ECLI:NL:HR:2009:BI5913
Hoge Raad
- Cassatie
- A. Hammerstein
- O. de Savornin Lohman
- W.D.H. Asser
- E.J. Numann
- Rechtspraak.nl
Vernietigbaarheid van algemene voorwaarden in het verbintenissenrecht
In deze zaak heeft eiser, wonende te [woonplaats], GST Elektrotechniek & Verwarming B.V. gedagvaard voor de rechtbank 's-Gravenhage op 10 oktober 2002. Eiser vorderde een schadevergoeding, nader op te maken bij staat, met rente en kosten.
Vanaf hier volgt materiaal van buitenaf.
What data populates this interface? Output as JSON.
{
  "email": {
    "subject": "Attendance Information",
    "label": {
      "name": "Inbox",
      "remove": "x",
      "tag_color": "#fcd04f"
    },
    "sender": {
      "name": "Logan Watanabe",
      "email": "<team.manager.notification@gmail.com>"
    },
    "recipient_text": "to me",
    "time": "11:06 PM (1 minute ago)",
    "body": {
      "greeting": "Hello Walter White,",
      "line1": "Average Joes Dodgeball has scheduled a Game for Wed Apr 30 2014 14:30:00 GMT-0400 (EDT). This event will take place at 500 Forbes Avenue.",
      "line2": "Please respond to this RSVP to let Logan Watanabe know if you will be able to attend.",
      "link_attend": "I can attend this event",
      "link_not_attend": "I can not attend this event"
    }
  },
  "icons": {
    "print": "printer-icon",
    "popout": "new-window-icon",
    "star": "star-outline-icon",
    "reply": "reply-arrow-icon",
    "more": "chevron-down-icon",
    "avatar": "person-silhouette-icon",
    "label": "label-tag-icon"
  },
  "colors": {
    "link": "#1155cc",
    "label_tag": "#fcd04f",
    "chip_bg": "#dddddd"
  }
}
De rechtbank heeft na het wijzen van tussenvonnissen op 1 maart 2006 de vordering van eiser afgewezen. Eiser heeft hiertegen hoger beroep ingesteld bij het gerechtshof te 's-Gravenhage, dat op 12 juli 2007 het beroep verwierp. Eiser heeft vervolgens cassatie ingesteld tegen dit arrest van het hof. De Hoge Raad heeft de zaak behandeld en de conclusie van de Advocaat-Generaal E.B. Rank-Berenschot, die strekte tot verwerping van het cassatieberoep, in overweging genomen. De Hoge Raad heeft geoordeeld dat de in de middelen aangevoerde klachten niet tot cassatie kunnen leiden. Dit behoeft, gezien artikel 81 RO, geen nadere motivering, omdat de klachten niet nopen tot beantwoording van rechtsvragen in het belang van de rechtseenheid of de rechtsontwikkeling. De Hoge Raad heeft het cassatieberoep verworpen en eiser veroordeeld in de kosten van het geding in cassatie, die aan de zijde van GST zijn begroot op € 371,34 aan verschotten en € 2.200,-- voor salaris. Het arrest is gewezen op 4 september 2009 door de raadsheren A. Hammerstein, als voorzitter, O. de Savornin Lohman en W.D.H. Asser, en in het openbaar uitgesproken door raadsheer E.J. Numann.